My baby girl, who happens to turn 6 on Monday, is fascinated with shoes. A couple of Saturdays ago, her sleepy brown eyes were barely open when she called me into her room to tell me something (in Madalyn-speak, tell means ask a question, because in Madalyn's world, there are no requests, rather only demands). We had planned to venture 70 miles south to visit family ~ our lovely Gammie (my mom), catch my nephew's basketball game, and then go by to see my grandmother.
"Mama... I need to tell you something..."
"What is it, baby girl?"
"Ummmmm... what shoes are you going to wear today? I think you should wear your boots..."
Seriously? Seriously. That's exactly how it went. Verbatim.
A few days ago, I was shaving my legs in the tub and looked down on the floor to find this scene:
Now, the Barbie shoe was on it's side, but it was literally positioned right beside my size 10 running shoes that I no longer run in, but there's no use getting into all of that today...
I'm looking at this tiny shoe wondering who in the world actually wears boots like that, and why my little girl's Barbie would need such footwear? I mean, what do the Barbies do for a living these days? And does it involve a pole?
Sunday, while cleaning out the entire bag of Barbie clothes and shoes in Madalyn's room, I paid attention to the clothing as well. I'm just mortified at some of the clothes that these Barbies come with these days. I promise, the skirts are short, the dresses tight, and the footwear just goes right along with the look.

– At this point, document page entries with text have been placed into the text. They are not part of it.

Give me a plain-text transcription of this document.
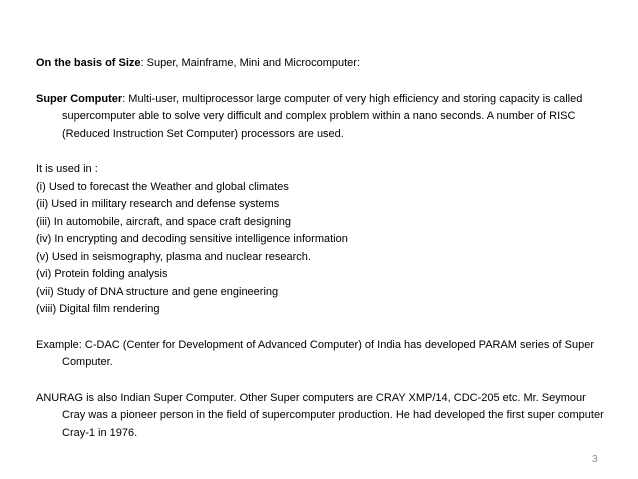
On the basis of Size: Super, Mainframe, Mini and Microcomputer:

Super Computer: Multi-user, multiprocessor large computer of very high efficiency and storing capacity is called supercomputer able to solve very difficult and complex problem within a nano seconds. A number of RISC (Reduced Instruction Set Computer) processors are used.

It is used in :

(i) Used to forecast the Weather and global climates

(ii) Used in military research and defense systems

(iii) In automobile, aircraft, and space craft designing

(iv) In encrypting and decoding sensitive intelligence information

(v) Used in seismography, plasma and nuclear research.

(vi) Protein folding analysis

(vii) Study of DNA structure and gene engineering

(viii) Digital film rendering

Example: C-DAC (Center for Development of Advanced Computer) of India has developed PARAM series of Super Computer.

ANURAG is also Indian Super Computer. Other Super computers are CRAY XMP/14, CDC-205 etc. Mr. Seymour Cray was a pioneer person in the field of supercomputer production. He had developed the first super computer Cray-1 in 1976.

3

Now, I must admit, I have chuckled at the segments on my favorite morning show when psychologists sit in the fluffy chair and talk about the waist and bust size of Barbie and how it affects the body image of little girls all across the country. I grew up with old-school Barbie, played with them until I was embarrassed to say it out loud, and I think I turned out okay. But, my Barbie didn't dress the way the new generation does. My Barbies wore long dresses or pants or clothes that my grandmother made from fabric scraps. I had a wedding dress and a bride's maid dress and a Barbie that rode a horse and had a fancy riding outfit complete with fringe. I vaguely remember shoes, but they were simple heels and usually tossed to the side because they seemed irrelevant. Now Barbies dress in tube tops and hot pants, platform heels or boots, mini skirts, low-cut dresses, and sandals that strap up their leg. What sort of an ideal does it put into their little minds when Barbie dresses like a hooker? Literally like a street walker. I don't know anyone who wears the type of clothing and shoes I found in the bag full of Barbie-wear in my daughter's room, and I certainly don't consider it appropriate or attractive.

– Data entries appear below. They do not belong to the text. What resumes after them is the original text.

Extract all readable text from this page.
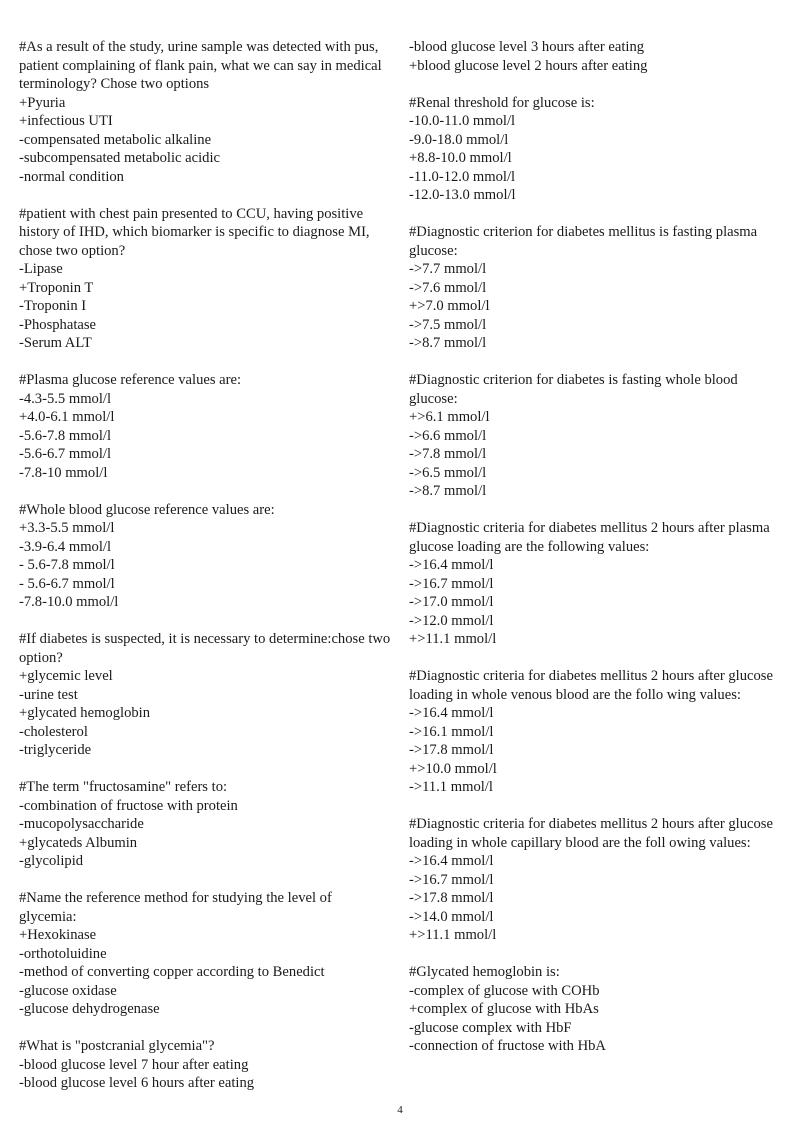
#As a result of the study, urine sample was detected with pus, patient complaining of flank pain, what we can say in medical terminology? Chose two options

+Pyuria
+infectious UTI
-compensated metabolic alkaline
-subcompensated metabolic acidic
-normal condition

#patient with chest pain presented to CCU, having positive history of IHD, which biomarker is specific to diagnose MI, chose two option?

-Lipase
+Troponin T
-Troponin I
-Phosphatase
-Serum ALT

#Plasma glucose reference values are:

-4.3-5.5 mmol/l
+4.0-6.1 mmol/l
-5.6-7.8 mmol/l
-5.6-6.7 mmol/l
-7.8-10 mmol/l

#Whole blood glucose reference values are:

+3.3-5.5 mmol/l
-3.9-6.4 mmol/l
- 5.6-7.8 mmol/l
- 5.6-6.7 mmol/l
-7.8-10.0 mmol/l

#If diabetes is suspected, it is necessary to determine:chose two option?

+glycemic level
-urine test
+glycated hemoglobin
-cholesterol
-triglyceride

#The term "fructosamine" refers to:

-combination of fructose with protein
-mucopolysaccharide
+glycateds Albumin
-glycolipid

#Name the reference method for studying the level of glycemia:

+Hexokinase
-orthotoluidine
-method of converting copper according to Benedict
-glucose oxidase
-glucose dehydrogenase

#What is "postcranial glycemia"?

-blood glucose level 7 hour after eating
-blood glucose level 6 hours after eating
-blood glucose level 3 hours after eating
+blood glucose level 2 hours after eating

#Renal threshold for glucose is:

-10.0-11.0 mmol/l
-9.0-18.0 mmol/l
+8.8-10.0 mmol/l
-11.0-12.0 mmol/l
-12.0-13.0 mmol/l

#Diagnostic criterion for diabetes mellitus is fasting plasma glucose:

->7.7 mmol/l
->7.6 mmol/l
+>7.0 mmol/l
->7.5 mmol/l
->8.7 mmol/l

#Diagnostic criterion for diabetes is fasting whole blood glucose:

+>6.1 mmol/l
->6.6 mmol/l
->7.8 mmol/l
->6.5 mmol/l
->8.7 mmol/l

#Diagnostic criteria for diabetes mellitus 2 hours after plasma glucose loading are the following values:

->16.4 mmol/l
->16.7 mmol/l
->17.0 mmol/l
->12.0 mmol/l
+>11.1 mmol/l

#Diagnostic criteria for diabetes mellitus 2 hours after glucose loading in whole venous blood are the follo wing values:

->16.4 mmol/l
->16.1 mmol/l
->17.8 mmol/l
+>10.0 mmol/l
->11.1 mmol/l

#Diagnostic criteria for diabetes mellitus 2 hours after glucose loading in whole capillary blood are the foll owing values:

->16.4 mmol/l
->16.7 mmol/l
->17.8 mmol/l
->14.0 mmol/l
+>11.1 mmol/l

#Glycated hemoglobin is:

-complex of glucose with COHb
+complex of glucose with HbAs
-glucose complex with HbF
-connection of fructose with HbA
4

I guess I wonder where, as parents, we attempt to draw the line. And I did use the word attempt. Because unless we lock our kids in their room and take out the TV and the radio and internet connection, there's no real way to protect our children from the outside world. We are constantly surrounded by influence and have little to no control over what runs like a ticker tape in front of our children's eyes and floods into their little ears. Even if we choose the right television show to watch, perhaps on Animal Planet (a fave channel for all four of us to enjoy together), we still have to worry about the content of the commercials at the break. In the afternoon, I am shocked to hear some of the things discussed on the nationally aired show on our local pop station. And dare I even mention the songs... I can't tell you how many times David has come to me with a request to add to his playlist on his MP3 player when I have to turn him down. And there are some which I agree to that I later regret.
If there was ever a time in my life that I doubted the existence of Satan or an Evil One, it was before I had kids. Seems like he starts in on their precious souls as soon as they start breathing, and these days, there's more opportunity than ever. Between the sassy mouthed stars of the popular television shows and the raunchy lyrics to the top-ten songs, seems like there's no safe place. I do try to take small opportunities to interject little thoughts or question my children on their thoughts of whether they feel something is appropriate or not. I would love to begin a new tradition with my kids, a devotional time, but getting my kids to sit down with me (and each other) long enough to do so may prove more difficult than it sounds. Especially after we somehow manage to get our reading assignments and homework done for the day. But it's something I really feel convicted to do lately, so I want to make the move to do so at least a few times a week. Maybe tonight we can start... right after I toss out that pair of silver Barbie boots and start sewing the perfect realistic outfit for Barbie and her friends ~ a pair of jeans, a sweatshirt, complete with grey New Balance.